4. Il ressort de la proposition de rectification adressée le 17 août 2017 à M. D... et Mme C... que celle-ci mentionne l'année d'imposition concernée et le fondement légal des rehaussements envisagés, en l'occurrence le 1° du 1 de l'article 109 du code général des impôts et le montant de ces rehaussements. Cette proposition de rectification comporte également les motifs des rehaussements envisagés, pour l'essentiel contenus dans les extraits de la proposition de rectification et de la réponse aux observations du contribuable adressés à la société JPB Développement, lesquels y sont repris in extenso et précisent le détail des charges non admises en déduction du résultat et la taxe sur la valeur ajoutée dont la déduction n'est pas admise en raison du caractère personnel des dépenses concernées. La seule circonstance que le début de ces extraits mentionne à tort une " annexe 1 " inexistante n'est pas de nature à avoir induit en erreur les contribuables sur le champ des dépenses concernées, a fortiori alors que les extraits de la réponse aux observations du contribuable qui y sont repris précisent que cette annexe n'existe pas et comporte un nouveau tableau listant clairement ces dépenses. Il en va de même de la circonstance que l'administration ait notifié aux contribuables un montant de distribution supérieur à celui des dépenses finalement retenues, qui ne privait pas ces derniers de le relever dans leurs observations, ce qu'ils ont d'ailleurs fait et qui a conduit l'administration à abandonner la fraction des rehaussements correspondante.

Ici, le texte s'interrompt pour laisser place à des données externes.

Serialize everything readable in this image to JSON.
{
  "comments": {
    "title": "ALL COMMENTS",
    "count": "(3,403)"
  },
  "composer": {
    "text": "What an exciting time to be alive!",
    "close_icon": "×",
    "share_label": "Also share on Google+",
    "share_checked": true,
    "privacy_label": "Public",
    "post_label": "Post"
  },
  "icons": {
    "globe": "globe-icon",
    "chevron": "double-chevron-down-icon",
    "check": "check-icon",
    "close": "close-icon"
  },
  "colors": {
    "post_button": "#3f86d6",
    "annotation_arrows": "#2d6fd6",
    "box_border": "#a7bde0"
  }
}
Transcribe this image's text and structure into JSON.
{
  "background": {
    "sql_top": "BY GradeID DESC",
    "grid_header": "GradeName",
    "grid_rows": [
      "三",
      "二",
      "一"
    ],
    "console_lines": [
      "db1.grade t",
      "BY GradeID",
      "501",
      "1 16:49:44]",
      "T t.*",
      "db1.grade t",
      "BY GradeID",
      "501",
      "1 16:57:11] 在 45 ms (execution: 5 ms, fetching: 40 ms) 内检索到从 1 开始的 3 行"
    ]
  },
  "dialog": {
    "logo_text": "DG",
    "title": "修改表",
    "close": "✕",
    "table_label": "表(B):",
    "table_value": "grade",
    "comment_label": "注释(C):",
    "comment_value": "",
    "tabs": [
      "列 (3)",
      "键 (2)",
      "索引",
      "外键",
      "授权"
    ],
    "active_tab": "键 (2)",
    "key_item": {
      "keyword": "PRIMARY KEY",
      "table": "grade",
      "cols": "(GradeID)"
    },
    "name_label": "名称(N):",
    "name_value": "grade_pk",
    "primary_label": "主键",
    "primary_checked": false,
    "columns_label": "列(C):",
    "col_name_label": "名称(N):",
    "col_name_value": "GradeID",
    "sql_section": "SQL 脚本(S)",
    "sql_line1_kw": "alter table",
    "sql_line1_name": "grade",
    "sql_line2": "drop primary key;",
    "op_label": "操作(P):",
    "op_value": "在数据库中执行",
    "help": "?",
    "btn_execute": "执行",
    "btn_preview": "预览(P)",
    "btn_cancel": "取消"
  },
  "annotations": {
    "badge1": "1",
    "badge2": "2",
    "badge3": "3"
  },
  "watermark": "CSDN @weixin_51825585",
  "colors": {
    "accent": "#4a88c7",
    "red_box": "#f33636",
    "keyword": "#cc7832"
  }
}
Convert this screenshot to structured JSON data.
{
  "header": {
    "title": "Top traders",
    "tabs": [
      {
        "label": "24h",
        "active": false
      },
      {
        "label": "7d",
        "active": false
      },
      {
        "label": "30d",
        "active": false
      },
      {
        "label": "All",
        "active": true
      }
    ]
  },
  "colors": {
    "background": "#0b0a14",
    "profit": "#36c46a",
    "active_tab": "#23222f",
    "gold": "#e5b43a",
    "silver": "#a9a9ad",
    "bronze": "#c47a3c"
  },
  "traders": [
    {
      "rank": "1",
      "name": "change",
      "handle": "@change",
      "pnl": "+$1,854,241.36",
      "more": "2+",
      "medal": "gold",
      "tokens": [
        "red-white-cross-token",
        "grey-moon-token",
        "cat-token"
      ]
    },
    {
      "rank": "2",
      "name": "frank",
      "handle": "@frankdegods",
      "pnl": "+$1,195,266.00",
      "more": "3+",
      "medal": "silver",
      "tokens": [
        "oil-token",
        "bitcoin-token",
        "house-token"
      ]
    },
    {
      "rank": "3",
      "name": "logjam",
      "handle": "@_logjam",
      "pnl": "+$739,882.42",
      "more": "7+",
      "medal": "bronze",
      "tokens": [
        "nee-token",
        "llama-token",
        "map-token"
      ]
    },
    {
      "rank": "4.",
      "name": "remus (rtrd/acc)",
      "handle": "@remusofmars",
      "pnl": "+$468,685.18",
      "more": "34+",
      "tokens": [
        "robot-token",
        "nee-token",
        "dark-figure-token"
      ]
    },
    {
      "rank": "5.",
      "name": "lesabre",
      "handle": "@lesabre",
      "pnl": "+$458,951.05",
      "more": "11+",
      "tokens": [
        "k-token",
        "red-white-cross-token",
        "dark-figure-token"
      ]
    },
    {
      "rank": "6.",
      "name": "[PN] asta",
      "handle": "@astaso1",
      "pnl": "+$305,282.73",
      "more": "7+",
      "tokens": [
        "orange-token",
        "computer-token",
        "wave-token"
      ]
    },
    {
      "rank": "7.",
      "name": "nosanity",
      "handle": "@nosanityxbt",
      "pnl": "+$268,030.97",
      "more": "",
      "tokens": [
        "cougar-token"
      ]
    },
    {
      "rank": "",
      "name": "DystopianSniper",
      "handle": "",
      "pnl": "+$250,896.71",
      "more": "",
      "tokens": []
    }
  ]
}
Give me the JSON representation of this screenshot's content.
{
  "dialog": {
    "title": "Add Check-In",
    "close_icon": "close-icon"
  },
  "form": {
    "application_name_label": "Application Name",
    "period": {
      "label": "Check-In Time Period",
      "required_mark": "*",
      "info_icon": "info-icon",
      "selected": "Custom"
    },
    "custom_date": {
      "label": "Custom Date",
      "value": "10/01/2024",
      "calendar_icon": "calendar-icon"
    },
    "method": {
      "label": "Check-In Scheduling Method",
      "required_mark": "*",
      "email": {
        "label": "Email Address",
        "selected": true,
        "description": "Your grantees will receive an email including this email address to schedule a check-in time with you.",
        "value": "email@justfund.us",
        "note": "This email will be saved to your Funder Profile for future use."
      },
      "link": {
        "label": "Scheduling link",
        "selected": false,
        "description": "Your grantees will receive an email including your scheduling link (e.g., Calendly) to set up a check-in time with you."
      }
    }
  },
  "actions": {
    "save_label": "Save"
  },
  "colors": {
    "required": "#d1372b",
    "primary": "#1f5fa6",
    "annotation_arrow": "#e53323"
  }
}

La proposition de rectification était ainsi suffisamment motivée et le moyen tiré de la méconnaissance des dispositions précitées des articles L. 57 et R. 57 du livre des procédures fiscales ne peut qu'être écarté.

5. En deuxième lieu, aux termes de l'article L. 76 B du livre des procédures fiscales : " L'administration est tenue d'informer le contribuable de la teneur et de l'origine des renseignements et documents obtenus de tiers sur lesquels elle s'est fondée pour établir l'imposition faisant l'objet de la proposition prévue au premier alinéa de l'article L. 57 ou de la notification prévue à l'article L. 76. Elle communique, avant la mise en recouvrement, une copie des documents susmentionnés au contribuable qui en fait la demande ".

6. Il résulte de ces dispositions qu'il incombe à l'administration, quelle que soit la procédure d'imposition mise en œuvre, et au plus tard avant la mise en recouvrement, d'informer le contribuable dont elle envisage soit de rehausser, soit d'arrêter d'office les bases d'imposition, de l'origine et de la teneur des documents et renseignements obtenus auprès de tiers, qu'elle a utilisés pour fonder les impositions, avec une précision suffisante pour mettre à même l'intéressé d'y avoir accès avant la mise en recouvrement des impositions qui en procèdent. Lorsque le contribuable lui en fait la demande, l'administration est, en principe, tenue de lui communiquer, alors même qu'il en aurait eu connaissance, les renseignements, documents ou copies de documents obtenus auprès de tiers qui lui sont opposés, afin de lui permettre d'en vérifier l'authenticité ou d'en discuter la teneur ou la portée.

7. La méconnaissance par l'administration de son obligation, rappelée au point précédent, de communiquer au contribuable qui en a fait la demande les documents obtenus de tiers qu'elle a utilisés pour fonder les impositions demeure toutefois sans conséquence sur la régularité de la procédure d'imposition s'il est établi que le contribuable, après avoir formulé cette demande et avant la mise en recouvrement de ces impositions, a effectivement eu accès à ces mêmes documents.

8. Il résulte de l'instruction que, dans la proposition de rectification du 17 août 2017 qu'il a adressée à M. D... et Mme C..., le service a informé ceux-ci de l'origine et de la teneur des informations obtenues dans le cadre de son droit de communication auprès des fournisseurs de la société JPB Développement, qui fondaient le rehaussement mis à leur charge au titre de l'année 2014. Dans leurs observations en réponse à cette proposition de rectification, en date du 17 octobre 2017, les contribuables ont sollicité la communication de l'ensemble des pièces obtenues par l'administration dans le cadre de son droit de communication.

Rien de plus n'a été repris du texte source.